Who can argue with that?

What followed felt much like some of the scenes from the movie Precious  with Mariah Carey, except, perhaps, if the movie had to be re-written for a PG-13 rating. Tye was her name, and she was smart and clear-headed, but came from a home rife with absent fathers, poverty and mental illness. While we both grew up in the same zip code, if I tried to compare my childhood to hers, we’d all get whiplash.

All I could do was listen and offer tissues for her tears. Throughout the next hour I only spoke a handful of times and only tried to be sympathetic and non-anxious. Tye had thought about acting out just to get to go to juvenile detention and away from her mom, but decided against it. (I told you she was smart) She had two older sisters who were sympathetic but unable to help- one was serving in Afghanistan and the other had her own child.
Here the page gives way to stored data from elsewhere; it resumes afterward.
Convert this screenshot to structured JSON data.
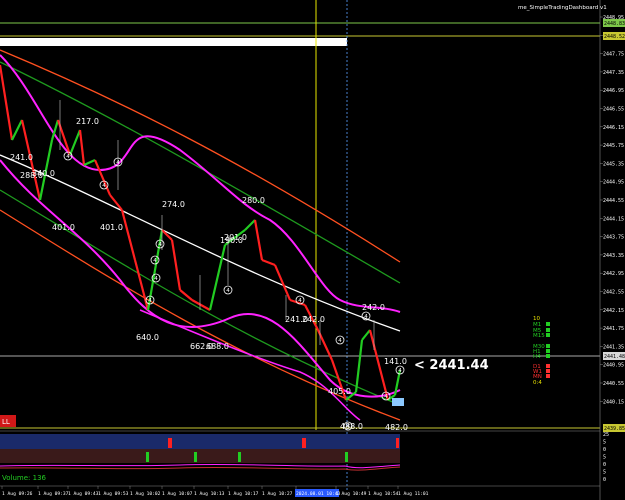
{
  "window": {
    "title": "me_SimpleTradingDashboard v1"
  },
  "price": {
    "current": "2441.44",
    "current_label": "< 2441.44",
    "near_label": "141.0",
    "axis_ticks": [
      "2448.95",
      "2448.55",
      "2447.75",
      "2447.35",
      "2446.95",
      "2446.55",
      "2446.15",
      "2445.75",
      "2445.35",
      "2444.95",
      "2444.55",
      "2444.15",
      "2443.75",
      "2443.35",
      "2442.95",
      "2442.55",
      "2442.15",
      "2441.75",
      "2441.35",
      "2440.95",
      "2440.55",
      "2440.15"
    ],
    "axis_boxes": [
      {
        "label": "2448.83",
        "color": "#7ec84a"
      },
      {
        "label": "2448.52",
        "color": "#c8c832"
      },
      {
        "label": "2441.48",
        "color": "#d8d8d8"
      },
      {
        "label": "2439.85",
        "color": "#c8c832"
      }
    ]
  },
  "chart_labels": [
    {
      "text": "217.0"
    },
    {
      "text": "241.0"
    },
    {
      "text": "288.0"
    },
    {
      "text": "340.0"
    },
    {
      "text": "401.0"
    },
    {
      "text": "401.0"
    },
    {
      "text": "274.0"
    },
    {
      "text": "280.0"
    },
    {
      "text": "201.0"
    },
    {
      "text": "190.0"
    },
    {
      "text": "241.0"
    },
    {
      "text": "242.0"
    },
    {
      "text": "242.0"
    },
    {
      "text": "640.0"
    },
    {
      "text": "662.0"
    },
    {
      "text": "688.0"
    },
    {
      "text": "405.0"
    },
    {
      "text": "488.0"
    },
    {
      "text": "482.0"
    }
  ],
  "wave_markers": [
    "4",
    "4",
    "4",
    "4",
    "4",
    "4",
    "4",
    "4",
    "4",
    "4",
    "4",
    "4",
    "4",
    "4"
  ],
  "timeframes": [
    {
      "label": "10",
      "color": "#e8e000"
    },
    {
      "label": "M1",
      "color": "#22cc22"
    },
    {
      "label": "M5",
      "color": "#22cc22"
    },
    {
      "label": "M15",
      "color": "#22cc22"
    },
    {
      "label": "M30",
      "color": "#22cc22"
    },
    {
      "label": "H1",
      "color": "#22cc22"
    },
    {
      "label": "H4",
      "color": "#22cc22"
    },
    {
      "label": "D1",
      "color": "#ff3030"
    },
    {
      "label": "W1",
      "color": "#ff3030"
    },
    {
      "label": "MN",
      "color": "#ff3030"
    },
    {
      "label": "0:4",
      "color": "#e8e000"
    }
  ],
  "sell_badge": "LL",
  "indicator": {
    "volume_label": "Volume: 136",
    "axis_ticks": [
      "25",
      "5",
      "0",
      "5",
      "0",
      "5",
      "0"
    ]
  },
  "time_axis": [
    "1 Aug 09:26",
    "1 Aug 09:37",
    "1 Aug 09:43",
    "1 Aug 09:53",
    "1 Aug 10:02",
    "1 Aug 10:07",
    "1 Aug 10:13",
    "1 Aug 10:17",
    "1 Aug 10:27",
    "2024.08.01 10:43",
    "1 Aug 10:49",
    "1 Aug 10:54",
    "1 Aug 11:01"
  ],
  "colors": {
    "up": "#22cc22",
    "down": "#ff2020",
    "magenta": "#ff22ff",
    "ma_white": "#ffffff",
    "ma_orange": "#ff5020",
    "ma_green": "#1e9a1e",
    "crosshair": "#e8e800",
    "grid": "#3a3a3a"
  }
}
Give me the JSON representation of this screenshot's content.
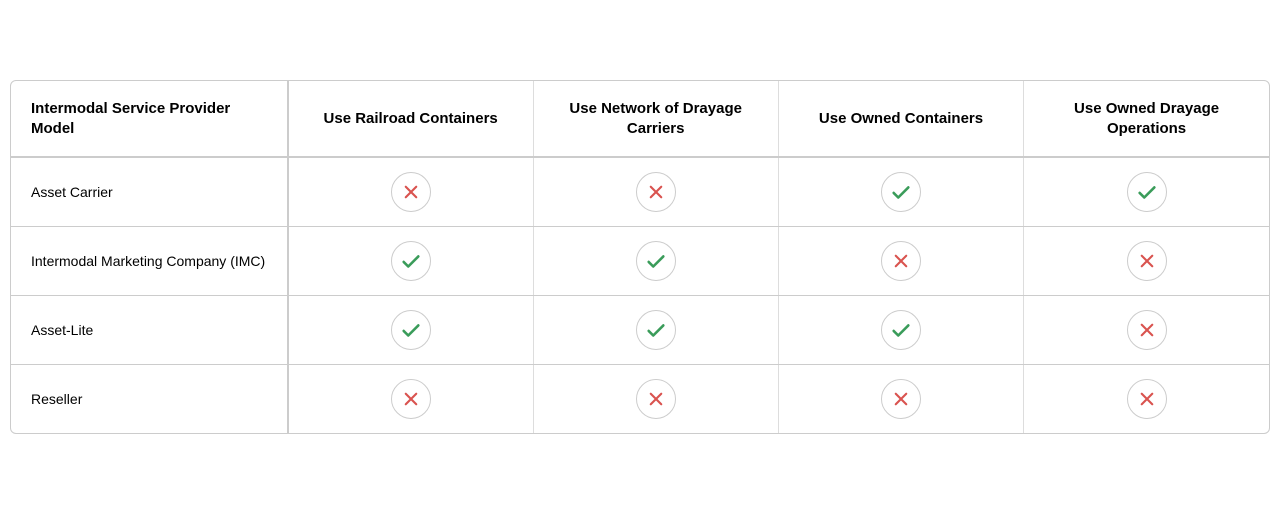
{
  "table": {
    "headers": [
      {
        "id": "model",
        "label": "Intermodal Service Provider Model"
      },
      {
        "id": "railroad",
        "label": "Use Railroad Containers"
      },
      {
        "id": "drayage",
        "label": "Use Network of Drayage Carriers"
      },
      {
        "id": "owned-containers",
        "label": "Use Owned Containers"
      },
      {
        "id": "owned-drayage",
        "label": "Use Owned Drayage Operations"
      }
    ],
    "rows": [
      {
        "label": "Asset Carrier",
        "values": [
          "cross",
          "cross",
          "check",
          "check"
        ]
      },
      {
        "label": "Intermodal Marketing Company (IMC)",
        "values": [
          "check",
          "check",
          "cross",
          "cross"
        ]
      },
      {
        "label": "Asset-Lite",
        "values": [
          "check",
          "check",
          "check",
          "cross"
        ]
      },
      {
        "label": "Reseller",
        "values": [
          "cross",
          "cross",
          "cross",
          "cross"
        ]
      }
    ]
  }
}
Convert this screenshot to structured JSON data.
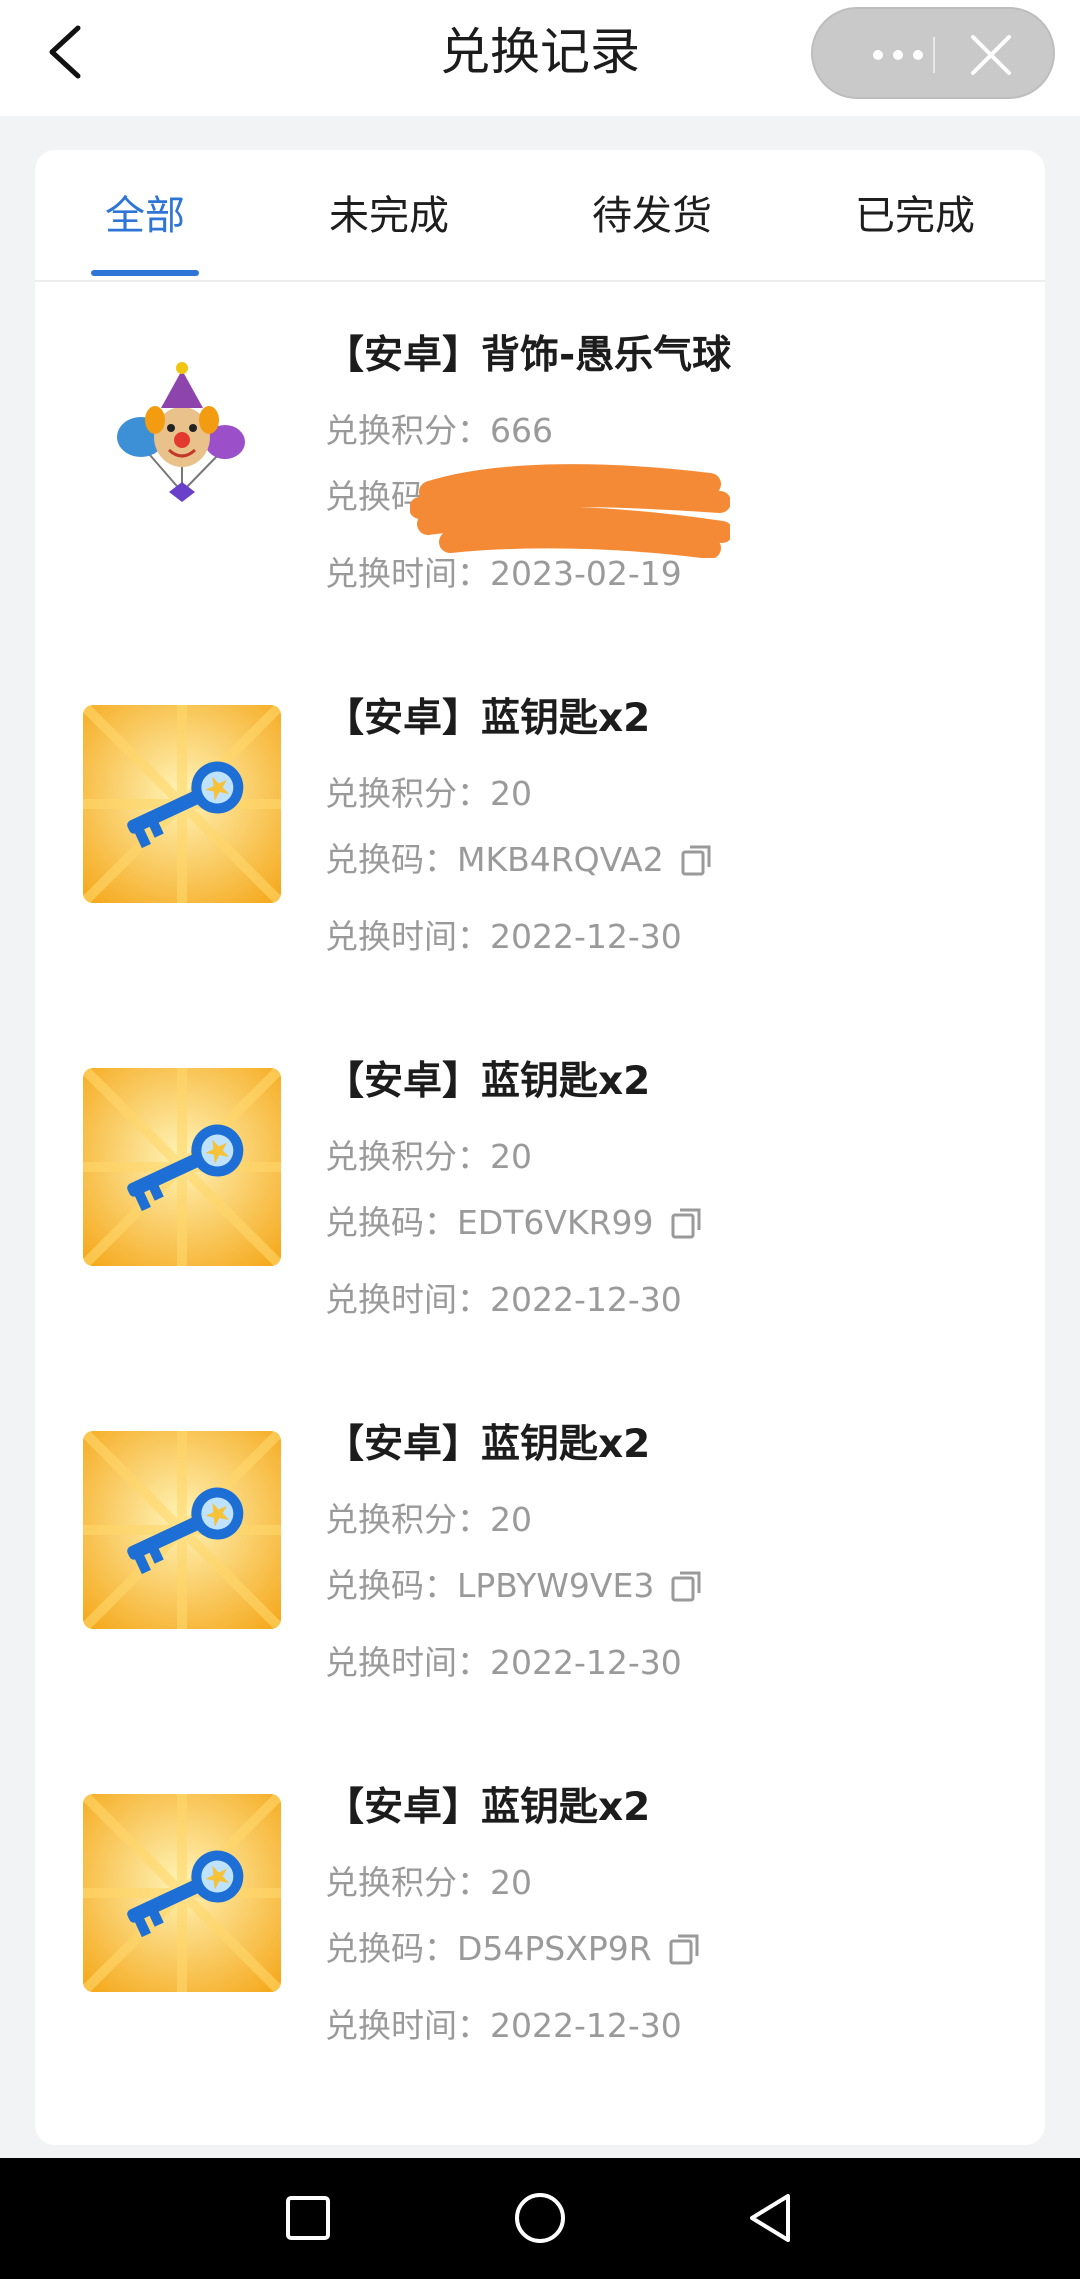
{
  "header": {
    "title": "兑换记录",
    "back_icon": "chevron-left-icon",
    "more_icon": "more-dots-icon",
    "close_icon": "close-icon"
  },
  "tabs": [
    {
      "label": "全部",
      "active": true
    },
    {
      "label": "未完成",
      "active": false
    },
    {
      "label": "待发货",
      "active": false
    },
    {
      "label": "已完成",
      "active": false
    }
  ],
  "labels": {
    "points": "兑换积分：",
    "code": "兑换码：",
    "time": "兑换时间："
  },
  "records": [
    {
      "title": "【安卓】背饰-愚乐气球",
      "points": "666",
      "code": "",
      "time": "2023-02-19",
      "image": "clown-balloon-image",
      "code_redacted": true
    },
    {
      "title": "【安卓】蓝钥匙x2",
      "points": "20",
      "code": "MKB4RQVA2",
      "time": "2022-12-30",
      "image": "blue-key-image"
    },
    {
      "title": "【安卓】蓝钥匙x2",
      "points": "20",
      "code": "EDT6VKR99",
      "time": "2022-12-30",
      "image": "blue-key-image"
    },
    {
      "title": "【安卓】蓝钥匙x2",
      "points": "20",
      "code": "LPBYW9VE3",
      "time": "2022-12-30",
      "image": "blue-key-image"
    },
    {
      "title": "【安卓】蓝钥匙x2",
      "points": "20",
      "code": "D54PSXP9R",
      "time": "2022-12-30",
      "image": "blue-key-image"
    }
  ],
  "navbar": {
    "recent_icon": "square-recents-icon",
    "home_icon": "circle-home-icon",
    "back_icon": "triangle-back-icon"
  },
  "colors": {
    "accent": "#2e75d6",
    "redaction": "#f58a36",
    "thumb_bg": "#f7b52b"
  }
}
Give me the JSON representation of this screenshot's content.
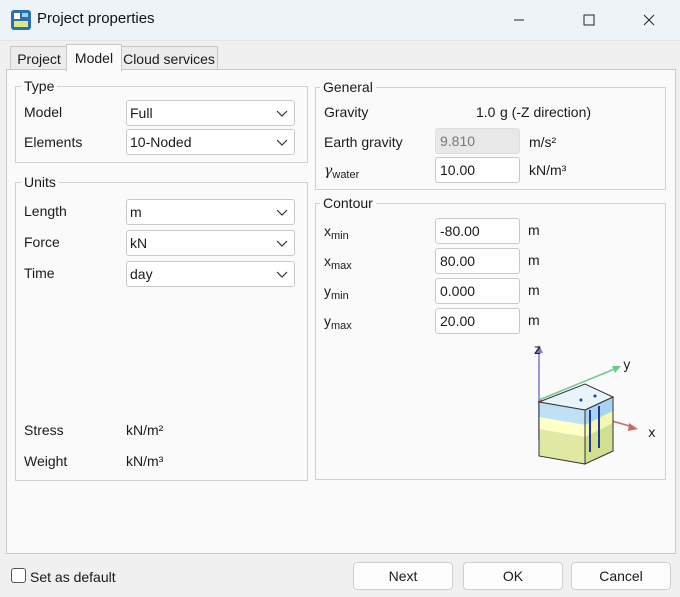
{
  "window": {
    "title": "Project properties"
  },
  "tabs": [
    "Project",
    "Model",
    "Cloud services"
  ],
  "type_group": {
    "title": "Type",
    "model_label": "Model",
    "model_value": "Full",
    "elements_label": "Elements",
    "elements_value": "10-Noded"
  },
  "units_group": {
    "title": "Units",
    "length_label": "Length",
    "length_value": "m",
    "force_label": "Force",
    "force_value": "kN",
    "time_label": "Time",
    "time_value": "day",
    "stress_label": "Stress",
    "stress_value": "kN/m²",
    "weight_label": "Weight",
    "weight_value": "kN/m³"
  },
  "general_group": {
    "title": "General",
    "gravity_label": "Gravity",
    "gravity_value": "1.0",
    "gravity_unit": "g (-Z direction)",
    "earth_gravity_label": "Earth gravity",
    "earth_gravity_value": "9.810",
    "earth_gravity_unit": "m/s²",
    "gamma_symbol": "γ",
    "gamma_sub": "water",
    "gamma_value": "10.00",
    "gamma_unit": "kN/m³"
  },
  "contour_group": {
    "title": "Contour",
    "xmin_sym": "x",
    "xmin_sub": "min",
    "xmin_value": "-80.00",
    "xmin_unit": "m",
    "xmax_sym": "x",
    "xmax_sub": "max",
    "xmax_value": "80.00",
    "xmax_unit": "m",
    "ymin_sym": "y",
    "ymin_sub": "min",
    "ymin_value": "0.000",
    "ymin_unit": "m",
    "ymax_sym": "y",
    "ymax_sub": "max",
    "ymax_value": "20.00",
    "ymax_unit": "m",
    "axis_z": "z",
    "axis_y": "y",
    "axis_x": "x"
  },
  "footer": {
    "set_default_label": "Set as default",
    "next_label": "Next",
    "ok_label": "OK",
    "cancel_label": "Cancel"
  },
  "icons": [
    "app-icon",
    "minimize-icon",
    "maximize-icon",
    "close-icon",
    "chevron-down-icon",
    "model-box-icon"
  ]
}
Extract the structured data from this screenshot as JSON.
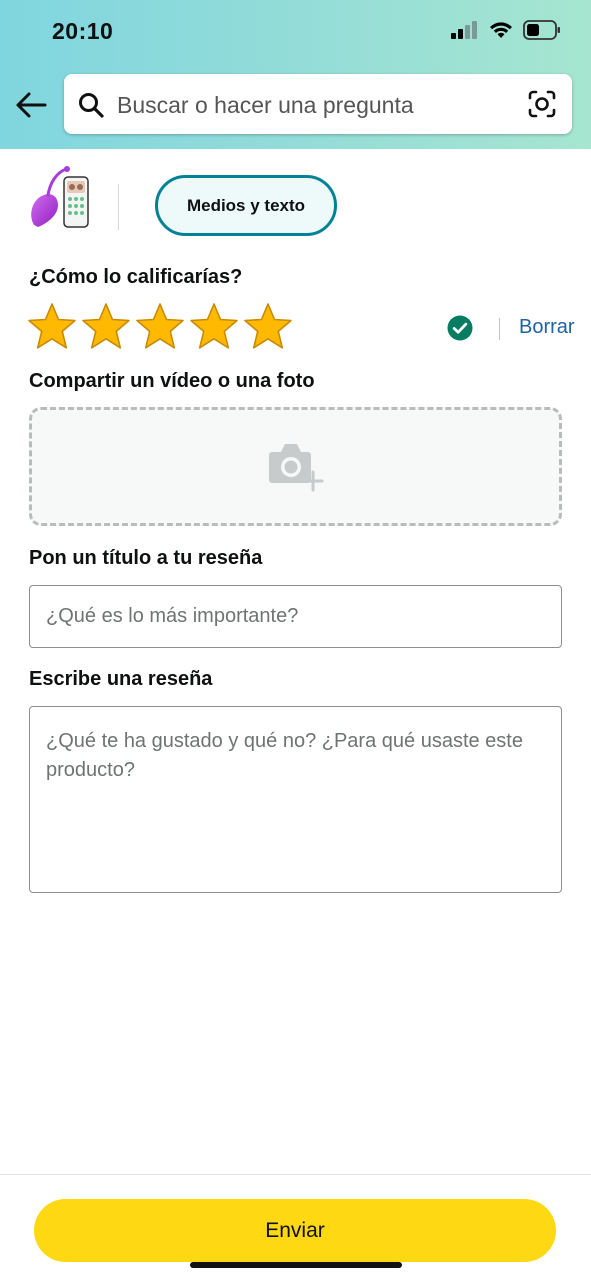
{
  "status_bar": {
    "time": "20:10",
    "icons": [
      "signal-icon",
      "wifi-icon",
      "battery-icon"
    ]
  },
  "header": {
    "back_icon": "back-arrow-icon",
    "search": {
      "placeholder": "Buscar o hacer una pregunta",
      "icon": "search-icon",
      "camera_icon": "camera-search-icon"
    },
    "colors": {
      "gradient_start": "#80d6df",
      "gradient_end": "#a6e6d0"
    }
  },
  "product": {
    "thumbnail_icon": "product-thumbnail",
    "mode_pill": "Medios y texto"
  },
  "rating": {
    "question": "¿Cómo lo calificarías?",
    "value": 5,
    "max": 5,
    "check_icon": "check-circle-icon",
    "clear_label": "Borrar"
  },
  "media": {
    "label": "Compartir un vídeo o una foto",
    "icon": "camera-add-icon"
  },
  "review_title": {
    "label": "Pon un título a tu reseña",
    "placeholder": "¿Qué es lo más importante?"
  },
  "review_body": {
    "label": "Escribe una reseña",
    "placeholder": "¿Qué te ha gustado y qué no? ¿Para qué usaste este producto?"
  },
  "submit": {
    "label": "Enviar",
    "color": "#ffd814"
  },
  "colors": {
    "accent_teal": "#008296",
    "link_blue": "#2162a1",
    "star_gold": "#ffb900",
    "check_green": "#067d62"
  }
}
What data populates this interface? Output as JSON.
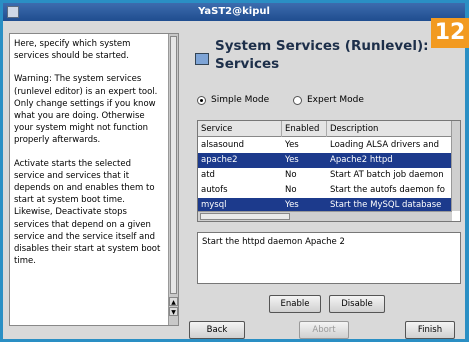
{
  "window": {
    "title": "YaST2@kipul"
  },
  "badge": "12",
  "help": {
    "paragraphs": [
      "Here, specify which system services should be started.",
      "Warning: The system services (runlevel editor) is an expert tool. Only change settings if you know what you are doing. Otherwise your system might not function properly afterwards.",
      "Activate starts the selected service and services that it depends on and enables them to start at system boot time. Likewise, Deactivate stops services that depend on a given service and the service itself and disables their start at system boot time."
    ]
  },
  "main": {
    "heading": "System Services (Runlevel): Services",
    "modes": {
      "simple": "Simple Mode",
      "expert": "Expert Mode",
      "selected": "simple"
    },
    "table": {
      "columns": [
        "Service",
        "Enabled",
        "Description"
      ],
      "rows": [
        {
          "service": "alsasound",
          "enabled": "Yes",
          "description": "Loading ALSA drivers and",
          "selected": false
        },
        {
          "service": "apache2",
          "enabled": "Yes",
          "description": "Apache2 httpd",
          "selected": true
        },
        {
          "service": "atd",
          "enabled": "No",
          "description": "Start AT batch job daemon",
          "selected": false
        },
        {
          "service": "autofs",
          "enabled": "No",
          "description": "Start the autofs daemon fo",
          "selected": false
        },
        {
          "service": "mysql",
          "enabled": "Yes",
          "description": "Start the MySQL database",
          "selected": true
        }
      ]
    },
    "description_text": "Start the httpd daemon Apache 2",
    "enable_label": "Enable",
    "disable_label": "Disable"
  },
  "footer": {
    "back": "Back",
    "abort": "Abort",
    "finish": "Finish"
  }
}
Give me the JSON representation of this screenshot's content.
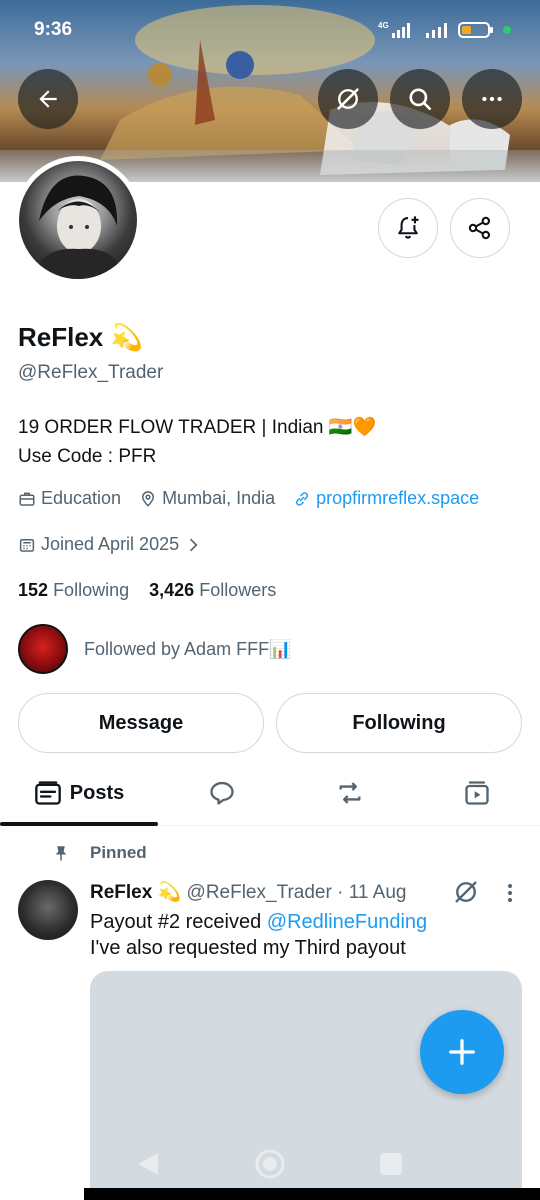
{
  "status_bar": {
    "time": "9:36",
    "network": "4G"
  },
  "banner": {
    "image": "chariot-painting"
  },
  "top_actions": {
    "back_icon": "arrow-left-icon",
    "grok_icon": "grok-icon",
    "search_icon": "search-icon",
    "more_icon": "more-horizontal-icon"
  },
  "profile": {
    "name": "ReFlex 💫",
    "handle": "@ReFlex_Trader",
    "bio_line1": "19 ORDER FLOW TRADER | Indian 🇮🇳🧡",
    "bio_line2": "Use Code : PFR",
    "category": "Education",
    "location": "Mumbai, India",
    "website": "propfirmreflex.space",
    "joined": "Joined April 2025",
    "following_count": "152",
    "following_label": "Following",
    "followers_count": "3,426",
    "followers_label": "Followers",
    "followed_by": "Followed by Adam FFF📊"
  },
  "actions": {
    "message_label": "Message",
    "following_label": "Following"
  },
  "tabs": {
    "posts_label": "Posts"
  },
  "pinned_post": {
    "pinned_label": "Pinned",
    "author_name": "ReFlex 💫",
    "author_handle": "@ReFlex_Trader",
    "separator": " · ",
    "date": "11 Aug",
    "text_prefix": "Payout #2 received ",
    "mention": "@RedlineFunding",
    "text_line2": "I've also requested my Third payout"
  },
  "colors": {
    "accent": "#1d9bf0",
    "text_primary": "#0f1419",
    "text_secondary": "#536471",
    "border": "#cfd9de"
  }
}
She was homeschooling herself (!)

Throughout our talk, I really came to like Tye. I think she was just as surprised as me that she was in my office pouring her heart out. I really wanted to see her do well. She was on her way to Taco Bell to pick up an employment application, excited by the possibility of taking care of herself. She didn’t expect anything from me and even refused when I offered a lift to Taco Bell.

In the end, all I could really say was that I’d be happy to meet with her whenever she wanted. I promised to be a friendly face if she ever wanted to come here for church.

I really hope she’ll take me up on either of those offers.